Model Serving: Deploying AI at Scale
Master the infrastructure of AI. Learn the difference between managed inference (AWS Bedrock) and self-hosted inference (vLLM, TGI). Discover how to handle thousands of concurrent requests.
Model Serving: Deploying AI at Scale
Once your model is trained, fine-tuned, and quantized, you need to expose it to the world. A standard Python script with flask isn't enough to handle real-world traffic. High-performance Model Serving requires specialized engines that handle KV Caching, Batching, and Multi-GPU orchestration.
In this lesson, we break down the three primary ways to serve an LLM in 2026.
1. Managed Inference (MaaS)
Services: AWS Bedrock, Google Vertex AI, OpenAI, Groq. Ideal For: 90% of business applications.
How it Works:
You don't manage any servers. You simply call an API (e.g., Anthropic via Bedrock). The provider handles the scaling, the hardware, and the optimization.
Pros:
- Zero infrastructure maintenance.
- Scale to millions of requests instantly.
- Pay-as-you-go. Cons:
- Higher cost per token.
- No control over the low-level model parameters.
2. High-Performance Self-Hosting (vLLM)
Tools: vLLM, Text Generation Inference (TGI), TensorRT-LLM. Ideal For: LLM Engineering teams that need maximum speed and want to minimize long-term costs.
What is vLLM?
vLLM is the current industry leader for self-hosted serving. It uses a technique called PagedAttention (similar to how computer OS manages RAM) to increase throughput by 20x - 30x compared to standard libraries.
Key Feature: Continuous Batching
Instead of waiting for one user's response to finish before starting the next, vLLM "batches" new requests into the generation cycle of existing ones. This results in incredibly low latency for all users.
graph TD
A[User 1 Request] --> B{vLLM Server}
A2[User 2 Request] --> B
A3[User 3 Request] --> B
B -- Batch Processing --> C[GPU Runtime]
C --> D[Simultaneous Streamed Responses]
3. Local Serving (Ollama / LocalAI)
Tools: Ollama, LM Studio. Ideal For: Development, private edge cases, and desktop applications.
Ollama wraps complex C++ libraries like llama.cpp into a simple, Docker-like interface. You can run ollama run llama3 and have a local API server running in seconds.
Comparative Matrix: Serving Strategies
| Strategy | Speed (Throughput) | Setup Difficulty | Best Use Case |
|---|---|---|---|
| Managed (Bedrock) | Ultra-High | Low | Standard SaaS Apps. |
| vLLM (Self-Hosted) | Highest possible | High | Specialized heavy-load apps. |
| Ollama (Local) | Low (Limited by your PC) | Zero | Dev/Research. |
4. The Inference Stack Architecture
When you deploy a self-hosted model, you aren't just running a script. You are running a Stack:
- Gateway: Nginx or Traefik (Handling SSL and rate-limiting).
- Serving Engine: vLLM (Executing the model).
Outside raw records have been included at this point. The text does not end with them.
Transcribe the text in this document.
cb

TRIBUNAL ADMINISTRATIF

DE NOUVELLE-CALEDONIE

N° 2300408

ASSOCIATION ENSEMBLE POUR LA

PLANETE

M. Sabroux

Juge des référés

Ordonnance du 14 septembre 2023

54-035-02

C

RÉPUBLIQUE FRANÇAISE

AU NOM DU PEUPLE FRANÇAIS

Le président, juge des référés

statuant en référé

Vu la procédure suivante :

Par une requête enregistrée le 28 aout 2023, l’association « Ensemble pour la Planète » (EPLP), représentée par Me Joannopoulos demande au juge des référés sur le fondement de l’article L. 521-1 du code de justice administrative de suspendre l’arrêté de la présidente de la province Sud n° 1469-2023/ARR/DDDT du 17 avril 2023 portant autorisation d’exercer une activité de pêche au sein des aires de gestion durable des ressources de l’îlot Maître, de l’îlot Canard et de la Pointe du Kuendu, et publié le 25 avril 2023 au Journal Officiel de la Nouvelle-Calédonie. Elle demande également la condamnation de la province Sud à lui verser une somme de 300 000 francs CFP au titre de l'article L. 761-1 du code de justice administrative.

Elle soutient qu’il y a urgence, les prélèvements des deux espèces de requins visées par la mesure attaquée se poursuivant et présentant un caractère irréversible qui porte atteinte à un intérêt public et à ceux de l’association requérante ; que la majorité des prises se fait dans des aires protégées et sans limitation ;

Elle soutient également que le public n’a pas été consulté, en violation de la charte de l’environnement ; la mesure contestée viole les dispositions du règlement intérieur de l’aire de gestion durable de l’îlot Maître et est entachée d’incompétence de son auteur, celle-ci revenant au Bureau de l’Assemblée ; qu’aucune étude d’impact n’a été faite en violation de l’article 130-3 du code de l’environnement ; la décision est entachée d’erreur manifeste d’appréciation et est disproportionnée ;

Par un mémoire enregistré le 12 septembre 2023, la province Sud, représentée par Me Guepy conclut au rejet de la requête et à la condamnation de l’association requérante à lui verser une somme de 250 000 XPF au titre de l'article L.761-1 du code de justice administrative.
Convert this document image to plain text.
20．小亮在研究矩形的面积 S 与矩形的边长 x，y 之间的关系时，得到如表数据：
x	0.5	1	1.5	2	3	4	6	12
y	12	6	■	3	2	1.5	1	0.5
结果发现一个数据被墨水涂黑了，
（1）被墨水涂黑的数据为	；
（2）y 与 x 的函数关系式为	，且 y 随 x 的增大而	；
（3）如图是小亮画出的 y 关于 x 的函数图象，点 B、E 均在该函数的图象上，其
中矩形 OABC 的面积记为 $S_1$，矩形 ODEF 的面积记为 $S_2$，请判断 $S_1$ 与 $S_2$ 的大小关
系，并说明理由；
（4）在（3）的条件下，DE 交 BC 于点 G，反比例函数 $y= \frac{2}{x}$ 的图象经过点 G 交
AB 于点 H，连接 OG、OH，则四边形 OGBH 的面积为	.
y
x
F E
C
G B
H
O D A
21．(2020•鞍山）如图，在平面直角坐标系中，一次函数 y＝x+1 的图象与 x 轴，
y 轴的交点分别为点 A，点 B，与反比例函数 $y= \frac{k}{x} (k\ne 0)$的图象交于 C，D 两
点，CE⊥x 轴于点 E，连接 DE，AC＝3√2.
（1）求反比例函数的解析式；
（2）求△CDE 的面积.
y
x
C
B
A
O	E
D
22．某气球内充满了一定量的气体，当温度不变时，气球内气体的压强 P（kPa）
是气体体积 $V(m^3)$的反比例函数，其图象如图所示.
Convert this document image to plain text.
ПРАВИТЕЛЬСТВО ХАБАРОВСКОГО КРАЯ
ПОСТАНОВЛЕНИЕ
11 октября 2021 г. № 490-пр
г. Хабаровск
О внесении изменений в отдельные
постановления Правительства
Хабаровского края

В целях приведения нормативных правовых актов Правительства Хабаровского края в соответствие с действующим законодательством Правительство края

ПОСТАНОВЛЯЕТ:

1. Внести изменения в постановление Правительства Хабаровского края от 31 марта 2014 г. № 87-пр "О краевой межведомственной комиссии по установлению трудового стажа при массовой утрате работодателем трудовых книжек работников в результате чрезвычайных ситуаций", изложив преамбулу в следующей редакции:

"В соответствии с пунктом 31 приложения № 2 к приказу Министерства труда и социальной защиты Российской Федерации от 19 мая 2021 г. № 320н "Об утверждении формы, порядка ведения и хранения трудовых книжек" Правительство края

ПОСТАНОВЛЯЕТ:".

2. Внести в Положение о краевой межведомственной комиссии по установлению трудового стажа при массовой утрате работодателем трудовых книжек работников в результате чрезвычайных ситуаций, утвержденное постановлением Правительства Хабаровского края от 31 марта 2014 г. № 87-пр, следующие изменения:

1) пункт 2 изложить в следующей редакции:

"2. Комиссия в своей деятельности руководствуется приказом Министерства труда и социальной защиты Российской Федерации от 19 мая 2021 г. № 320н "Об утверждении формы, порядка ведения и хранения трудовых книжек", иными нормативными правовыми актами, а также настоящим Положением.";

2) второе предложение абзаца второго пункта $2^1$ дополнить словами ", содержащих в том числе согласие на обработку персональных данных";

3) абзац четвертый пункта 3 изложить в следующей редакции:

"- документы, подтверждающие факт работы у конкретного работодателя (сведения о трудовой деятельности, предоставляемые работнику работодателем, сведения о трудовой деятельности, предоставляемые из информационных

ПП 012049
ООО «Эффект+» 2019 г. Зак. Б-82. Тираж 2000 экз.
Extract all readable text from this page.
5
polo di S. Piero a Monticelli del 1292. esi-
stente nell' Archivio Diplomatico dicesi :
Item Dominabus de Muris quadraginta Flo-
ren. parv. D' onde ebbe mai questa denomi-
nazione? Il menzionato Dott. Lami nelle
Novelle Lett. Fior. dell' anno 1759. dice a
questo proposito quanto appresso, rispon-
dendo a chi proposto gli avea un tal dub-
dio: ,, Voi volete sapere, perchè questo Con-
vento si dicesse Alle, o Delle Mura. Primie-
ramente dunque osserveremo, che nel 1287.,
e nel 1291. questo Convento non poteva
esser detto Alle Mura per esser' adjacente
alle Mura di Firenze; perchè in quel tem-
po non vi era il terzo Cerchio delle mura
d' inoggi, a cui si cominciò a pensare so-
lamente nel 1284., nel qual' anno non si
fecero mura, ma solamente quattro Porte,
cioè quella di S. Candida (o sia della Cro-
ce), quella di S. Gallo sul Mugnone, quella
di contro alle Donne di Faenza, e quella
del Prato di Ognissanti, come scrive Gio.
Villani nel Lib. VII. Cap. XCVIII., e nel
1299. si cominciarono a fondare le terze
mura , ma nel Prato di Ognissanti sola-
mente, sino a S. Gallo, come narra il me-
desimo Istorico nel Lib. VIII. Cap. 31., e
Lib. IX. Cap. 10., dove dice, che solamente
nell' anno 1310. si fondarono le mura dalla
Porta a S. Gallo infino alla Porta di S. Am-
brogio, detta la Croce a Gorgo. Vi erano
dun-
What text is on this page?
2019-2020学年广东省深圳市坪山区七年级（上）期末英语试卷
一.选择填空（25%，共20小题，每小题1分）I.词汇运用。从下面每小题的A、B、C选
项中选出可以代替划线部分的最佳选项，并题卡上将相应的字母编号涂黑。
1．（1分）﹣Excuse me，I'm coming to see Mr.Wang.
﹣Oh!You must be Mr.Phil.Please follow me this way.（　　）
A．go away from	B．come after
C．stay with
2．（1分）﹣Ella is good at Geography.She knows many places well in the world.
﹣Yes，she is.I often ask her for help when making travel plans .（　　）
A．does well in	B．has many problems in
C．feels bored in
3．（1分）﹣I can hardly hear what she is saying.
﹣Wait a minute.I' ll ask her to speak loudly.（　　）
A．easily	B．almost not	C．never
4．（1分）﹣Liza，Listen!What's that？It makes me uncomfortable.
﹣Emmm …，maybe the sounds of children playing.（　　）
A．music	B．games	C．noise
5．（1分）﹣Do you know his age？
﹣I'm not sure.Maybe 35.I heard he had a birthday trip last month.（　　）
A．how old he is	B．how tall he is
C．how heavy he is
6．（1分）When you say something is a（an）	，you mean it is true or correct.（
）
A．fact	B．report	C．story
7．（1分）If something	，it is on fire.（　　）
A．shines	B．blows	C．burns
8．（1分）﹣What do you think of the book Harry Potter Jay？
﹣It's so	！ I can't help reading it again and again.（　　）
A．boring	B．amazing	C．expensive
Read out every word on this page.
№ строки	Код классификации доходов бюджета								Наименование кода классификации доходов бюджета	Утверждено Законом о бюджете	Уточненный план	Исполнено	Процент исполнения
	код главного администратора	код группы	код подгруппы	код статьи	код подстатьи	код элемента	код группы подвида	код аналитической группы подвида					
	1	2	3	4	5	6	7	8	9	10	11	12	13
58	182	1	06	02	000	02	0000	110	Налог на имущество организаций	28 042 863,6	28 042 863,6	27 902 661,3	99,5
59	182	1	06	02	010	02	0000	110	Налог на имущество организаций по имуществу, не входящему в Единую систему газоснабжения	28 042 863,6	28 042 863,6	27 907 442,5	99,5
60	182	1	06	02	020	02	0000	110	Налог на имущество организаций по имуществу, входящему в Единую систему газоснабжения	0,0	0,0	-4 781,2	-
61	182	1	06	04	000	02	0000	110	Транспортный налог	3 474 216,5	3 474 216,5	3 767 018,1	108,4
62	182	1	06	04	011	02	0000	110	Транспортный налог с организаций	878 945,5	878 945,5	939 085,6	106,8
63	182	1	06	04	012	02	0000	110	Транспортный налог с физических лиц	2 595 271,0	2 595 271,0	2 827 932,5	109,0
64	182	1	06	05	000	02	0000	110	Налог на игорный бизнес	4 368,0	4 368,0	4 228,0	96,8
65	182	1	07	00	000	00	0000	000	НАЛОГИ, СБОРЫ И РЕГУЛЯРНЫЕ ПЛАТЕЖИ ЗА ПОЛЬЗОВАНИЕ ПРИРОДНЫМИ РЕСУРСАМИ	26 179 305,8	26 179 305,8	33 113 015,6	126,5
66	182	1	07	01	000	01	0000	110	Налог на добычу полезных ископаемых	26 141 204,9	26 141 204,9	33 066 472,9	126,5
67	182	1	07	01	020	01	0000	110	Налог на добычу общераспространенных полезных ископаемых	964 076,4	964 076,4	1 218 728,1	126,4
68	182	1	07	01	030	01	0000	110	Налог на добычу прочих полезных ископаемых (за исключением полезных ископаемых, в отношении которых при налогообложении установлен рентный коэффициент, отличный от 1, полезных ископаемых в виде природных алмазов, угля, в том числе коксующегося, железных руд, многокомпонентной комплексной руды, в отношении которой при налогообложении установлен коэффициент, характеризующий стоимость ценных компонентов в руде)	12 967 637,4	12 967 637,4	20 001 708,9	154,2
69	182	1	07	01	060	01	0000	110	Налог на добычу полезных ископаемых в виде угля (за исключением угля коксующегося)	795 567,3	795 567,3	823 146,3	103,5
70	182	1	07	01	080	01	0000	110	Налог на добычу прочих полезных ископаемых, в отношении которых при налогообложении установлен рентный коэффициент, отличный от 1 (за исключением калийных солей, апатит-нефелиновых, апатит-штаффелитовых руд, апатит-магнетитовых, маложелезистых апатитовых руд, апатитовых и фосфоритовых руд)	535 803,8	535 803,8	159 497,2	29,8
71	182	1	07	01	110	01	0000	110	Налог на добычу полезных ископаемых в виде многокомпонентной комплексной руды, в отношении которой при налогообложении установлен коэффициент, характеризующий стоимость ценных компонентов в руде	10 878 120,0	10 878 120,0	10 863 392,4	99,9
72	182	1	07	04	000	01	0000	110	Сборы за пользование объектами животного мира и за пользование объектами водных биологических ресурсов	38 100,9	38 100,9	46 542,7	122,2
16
- Queue/Buffer: To prevent the GPU from being overwhelmed.
- Monitoring: Prometheus/Grafana (Tracking tokens-per-second).
Code Concept: Starting a vLLM Server
If you have a GPU, running vLLM is often just a one-line Docker command.
# Running an OpenAI-compatible server for Llama 3
python -m vllm.entrypoints.openai.api_server \
--model meta-llama/Meta-Llama-3-8B \
--gpu-memory-utilization 0.9 \
--port 8000
Note: Once this is running, you can use the standard OpenAI Python client to talk to your OWN private server!
Summary
- Managed Serving (AWS/OpenAI) is fast to start but expensive at scale.
- vLLM is the king of self-hosted speed. Use PagedAttention and Continuous Batching.
- Ollama is the king of developer experience for local work.
- Serving is about Throughput (How many users can I handle at once?).
In the next lesson, we will look at Low-Latency Scaling, focusing on how to route traffic across multiple GPUs and regions.
Exercise: The CTO's Decision
Your application has grown from 10 users to 100,000 users. Your AWS bill for OpenAI has jumped to $20,000 a month. You realize you can run the same model on four H100 GPUs which would cost $4,000 a month to rent.
- Which server technology would you use (vLLM or Ollama)?
- What is the main risk of switching from Managed to Self-Hosted?
Answer Logic:
- vLLM. It is the only choice for high-throughput production workloads.
- Maintenance Risk. You are now responsible for uptime, security patches, and scaling logic that AWS used to handle for you.